Opinion | Floyd: Fighting for a Colorado that rural and mountain community residents can afford to call home

A teacher who cannot afford to live near the school where she works. A small business owner unable to keep good employees because housing and healthcare insurance is too expensive. A senior on a fixed income worried that one more increase in taxes, groceries, utilities or healthcare will break their budget. Over the past year, I’ve heard all of these voices and more on the campaign trail. While each story is unique, they all rhyme with the same sense of concern: wondering whether the Colorado mountain communities they love still have a place for them.
I am running for the Colorado State House because I believe they should.
My name is Chris Floyd. I am a lawyer, a former judge and county attorney, as well as a neighbor who has called this district home for almost 13 years. I did not come to public service through politics. I came to it through lived experience and community work.
I grew up one of five daughters of a single mother, and my early life included foster care, housing insecurity and economic hardship. Those experiences shaped how I see government: not as an abstract debate, but as a tool that should help people find stability, opportunity and dignity.
In Leadville, I opened my law firm to provide affordable legal services to small businesses and nonprofits. As the first woman to serve as Leadville’s municipal judge, I focused on restorative justice and practical solutions to difficult problems facing our residents. As Lake County Attorney, I worked to protect taxpayer dollars, improve local government operations and help move community priorities forward.

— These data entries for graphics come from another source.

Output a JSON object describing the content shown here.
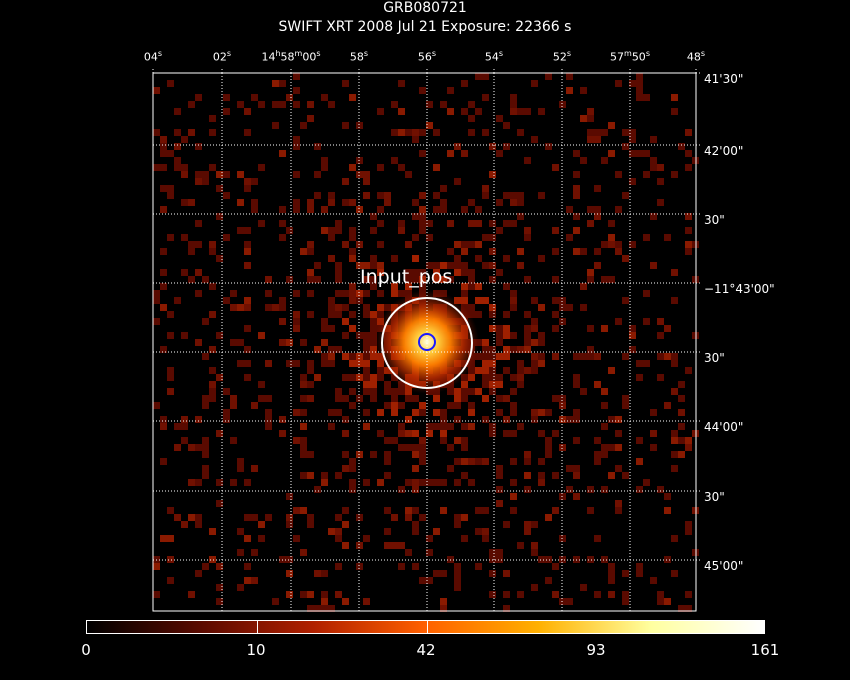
{
  "header": {
    "title": "GRB080721",
    "subtitle": "SWIFT XRT    2008 Jul 21     Exposure: 22366 s"
  },
  "ra_ticks": [
    {
      "html": "04<sup>s</sup>"
    },
    {
      "html": "02<sup>s</sup>"
    },
    {
      "html": "14<sup>h</sup>58<sup>m</sup>00<sup>s</sup>"
    },
    {
      "html": "58<sup>s</sup>"
    },
    {
      "html": "56<sup>s</sup>"
    },
    {
      "html": "54<sup>s</sup>"
    },
    {
      "html": "52<sup>s</sup>"
    },
    {
      "html": "57<sup>m</sup>50<sup>s</sup>"
    },
    {
      "html": "48<sup>s</sup>"
    }
  ],
  "dec_ticks": [
    "41'30\"",
    "42'00\"",
    "30\"",
    "−11°43'00\"",
    "30\"",
    "44'00\"",
    "30\"",
    "45'00\""
  ],
  "source_marker": {
    "label": "Input_pos",
    "circle_color": "#ffffff",
    "inner_circle_color": "#1a1aff"
  },
  "colorbar": {
    "labels": [
      "0",
      "10",
      "42",
      "93",
      "161"
    ],
    "colors": [
      "#000000",
      "#5a0a00",
      "#b02000",
      "#ff6000",
      "#ffb000",
      "#ffffa0",
      "#ffffff"
    ]
  },
  "grid_color": "#ffffff"
}
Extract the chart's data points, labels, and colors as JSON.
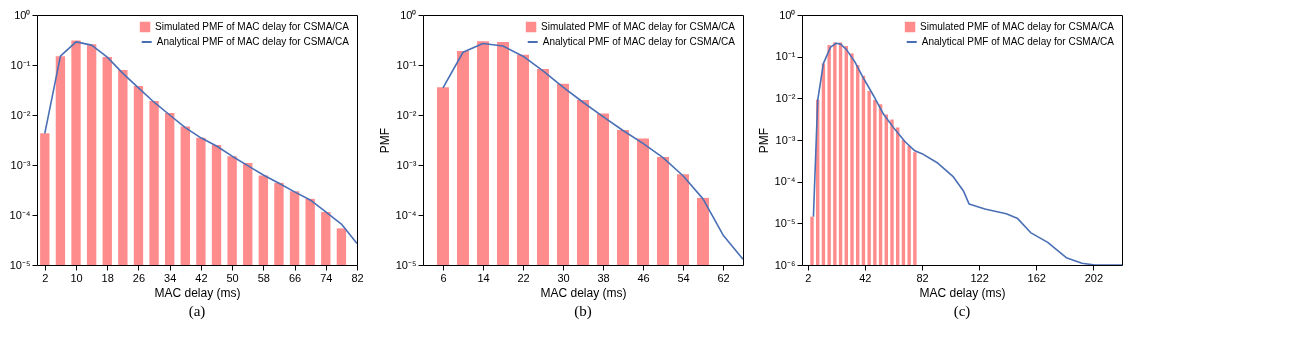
{
  "chart_data": [
    {
      "type": "bar",
      "xlabel": "MAC delay (ms)",
      "annotations": [
        "(a)"
      ],
      "log": true,
      "legend": "top right",
      "x": [
        2,
        6,
        10,
        14,
        18,
        22,
        26,
        30,
        34,
        38,
        42,
        46,
        50,
        54,
        58,
        62,
        66,
        70,
        74,
        78
      ],
      "series": [
        {
          "name": "Simulated PMF of MAC delay for CSMA/CA",
          "color": "#ff8c8c",
          "values": [
            0.0043,
            0.15,
            0.31,
            0.26,
            0.144,
            0.079,
            0.038,
            0.019,
            0.011,
            0.0059,
            0.0035,
            0.0025,
            0.0015,
            0.0011,
            0.00062,
            0.00044,
            0.0003,
            0.00021,
            0.000115,
            5.4e-05
          ]
        },
        {
          "name": "Analytical PMF of MAC delay for CSMA/CA",
          "type": "line",
          "color": "#4a6fb5",
          "x": [
            2,
            6,
            10,
            14,
            18,
            22,
            26,
            30,
            34,
            38,
            42,
            46,
            50,
            54,
            58,
            62,
            66,
            70,
            74,
            78,
            82
          ],
          "values": [
            0.0043,
            0.15,
            0.29,
            0.25,
            0.144,
            0.068,
            0.035,
            0.018,
            0.01,
            0.0056,
            0.0035,
            0.0024,
            0.0015,
            0.00097,
            0.00063,
            0.00043,
            0.00029,
            0.0002,
            0.000115,
            6.6e-05,
            2.7e-05
          ]
        }
      ],
      "xlim": [
        0,
        82
      ],
      "xticks": [
        2,
        10,
        18,
        26,
        34,
        42,
        50,
        58,
        66,
        74,
        82
      ],
      "ylim": [
        1e-05,
        1
      ],
      "yticks": [
        {
          "value": 1e-05,
          "label": "10⁻⁵"
        },
        {
          "value": 0.0001,
          "label": "10⁻⁴"
        },
        {
          "value": 0.001,
          "label": "10⁻³"
        },
        {
          "value": 0.01,
          "label": "10⁻²"
        },
        {
          "value": 0.1,
          "label": "10⁻¹"
        },
        {
          "value": 1,
          "label": "10⁰"
        }
      ]
    },
    {
      "type": "bar",
      "xlabel": "MAC delay (ms)",
      "ylabel": "PMF",
      "annotations": [
        "(b)"
      ],
      "log": true,
      "legend": "top right",
      "x": [
        6,
        10,
        14,
        18,
        22,
        26,
        30,
        34,
        38,
        42,
        46,
        50,
        54,
        58
      ],
      "series": [
        {
          "name": "Simulated PMF of MAC delay for CSMA/CA",
          "color": "#ff8c8c",
          "values": [
            0.036,
            0.19,
            0.3,
            0.29,
            0.16,
            0.083,
            0.042,
            0.02,
            0.0107,
            0.005,
            0.0034,
            0.00145,
            0.00065,
            0.00022
          ]
        },
        {
          "name": "Analytical PMF of MAC delay for CSMA/CA",
          "type": "line",
          "color": "#4a6fb5",
          "x": [
            6,
            10,
            14,
            18,
            22,
            26,
            30,
            34,
            38,
            42,
            46,
            50,
            54,
            58,
            62,
            66
          ],
          "values": [
            0.035,
            0.18,
            0.27,
            0.24,
            0.15,
            0.076,
            0.036,
            0.018,
            0.0093,
            0.0049,
            0.0027,
            0.0014,
            0.00061,
            0.00021,
            4e-05,
            1.3e-05
          ]
        }
      ],
      "xlim": [
        2,
        66
      ],
      "xticks": [
        6,
        14,
        22,
        30,
        38,
        46,
        54,
        62
      ],
      "ylim": [
        1e-05,
        1
      ],
      "yticks": [
        {
          "value": 1e-05,
          "label": "10⁻⁵"
        },
        {
          "value": 0.0001,
          "label": "10⁻⁴"
        },
        {
          "value": 0.001,
          "label": "10⁻³"
        },
        {
          "value": 0.01,
          "label": "10⁻²"
        },
        {
          "value": 0.1,
          "label": "10⁻¹"
        },
        {
          "value": 1,
          "label": "10⁰"
        }
      ]
    },
    {
      "type": "bar",
      "xlabel": "MAC delay (ms)",
      "ylabel": "PMF",
      "annotations": [
        "(c)"
      ],
      "log": true,
      "legend": "top right",
      "x": [
        5,
        9,
        13,
        17,
        21,
        25,
        29,
        33,
        37,
        41,
        45,
        49,
        53,
        57,
        61,
        65,
        69,
        73,
        77
      ],
      "series": [
        {
          "name": "Simulated PMF of MAC delay for CSMA/CA",
          "color": "#ff8c8c",
          "values": [
            1.45e-05,
            0.0093,
            0.069,
            0.19,
            0.22,
            0.22,
            0.18,
            0.12,
            0.063,
            0.035,
            0.015,
            0.0091,
            0.0072,
            0.0041,
            0.0031,
            0.002,
            0.001,
            0.00072,
            0.00051
          ]
        },
        {
          "name": "Analytical PMF of MAC delay for CSMA/CA",
          "type": "line",
          "color": "#4a6fb5",
          "x": [
            6,
            9,
            13,
            18,
            22,
            25,
            29,
            35,
            40,
            48,
            55,
            63,
            70,
            77,
            82,
            93,
            104,
            111,
            115,
            126,
            141,
            149,
            158,
            170,
            183,
            194,
            203,
            222
          ],
          "values": [
            1.45e-05,
            0.0091,
            0.069,
            0.17,
            0.21,
            0.2,
            0.15,
            0.075,
            0.035,
            0.0117,
            0.0042,
            0.0018,
            0.00092,
            0.00055,
            0.00047,
            0.00028,
            0.00013,
            6e-05,
            2.9e-05,
            2.2e-05,
            1.7e-05,
            1.3e-05,
            6e-06,
            3.5e-06,
            1.5e-06,
            1.1e-06,
            1e-06,
            1e-06
          ]
        }
      ],
      "xlim": [
        -2,
        222
      ],
      "xticks": [
        2,
        42,
        82,
        122,
        162,
        202
      ],
      "ylim": [
        1e-06,
        1
      ],
      "yticks": [
        {
          "value": 1e-06,
          "label": "10⁻⁶"
        },
        {
          "value": 1e-05,
          "label": "10⁻⁵"
        },
        {
          "value": 0.0001,
          "label": "10⁻⁴"
        },
        {
          "value": 0.001,
          "label": "10⁻³"
        },
        {
          "value": 0.01,
          "label": "10⁻²"
        },
        {
          "value": 0.1,
          "label": "10⁻¹"
        },
        {
          "value": 1,
          "label": "10⁰"
        }
      ]
    }
  ]
}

That is the same approach I will bring to the Capitol: practical, honest and focused on results for our rural and mountain communities.
The most urgent issue facing our district is the cost of living, driven in large part by the shortage of attainable housing. This crisis touches nearly every other challenge we face. When workers cannot live where they work, schools, clinics, emergency services, restaurants and local businesses all suffer.
We need a serious housing strategy that fits mountain and rural realities. That means expanding workforce housing, supporting public-private-nonprofit partnerships, helping first-time homebuyers, protecting renters and giving local governments the tools they need to address the housing shortage.
Affordability also means protecting and expanding rural healthcare, including mental health services, and ensuring our public-school health centers are adequately funded. No Coloradan should have to drive hours for basic care or wait until a health problem becomes an emergency. I will prioritize support for our clinics, healthcare providers and health centers.
Our economy depends on small businesses, outdoor recreation, agriculture, tourism and the workers who keep these communities running. I will support investments in broadband, infrastructure, job training programs that help train the next generation of workers for good jobs close to home, and local business stability so our towns can grow in ways that strengthen local families instead of pricing them out.
We also must protect the land, water and outdoor economy that make this district special. Drought, wildfire risk and climate change are not abstract issues here. They affect ranchers, outfitters, ski areas, local businesses, homeowners and everyone who depends on clean water and healthy forests. We need to ensure that our mountain communities’ voices are heard and investments made in wildfire prevention, water conservation, watershed protection and development of climate-resilient local economies.
Most of all, I want to be a representative who listens. House District 13 is diverse, independent and, despite ranging across six counties, deeply local. We will not always agree on every issue, but we can start with shared values: safe communities, affordable homes, good schools, accessible healthcare, preservation of our public lands, responsible budgets and a government that treats people with respect.
I am not running to be the loudest voice at the Capitol. I am running to be an effective voice for the people of HD13.
If elected, I will show up, listen, do the work and fight for a Colorado where the people who teach our children, care for our families, protect our communities, and make our mountain towns work can still afford to call this place home.
Chris Floyd is a candidate in the Democratic primary for Colorado House District 13, which spans Chaffee, Grand, Jackson, Lake, Park and Summit counties.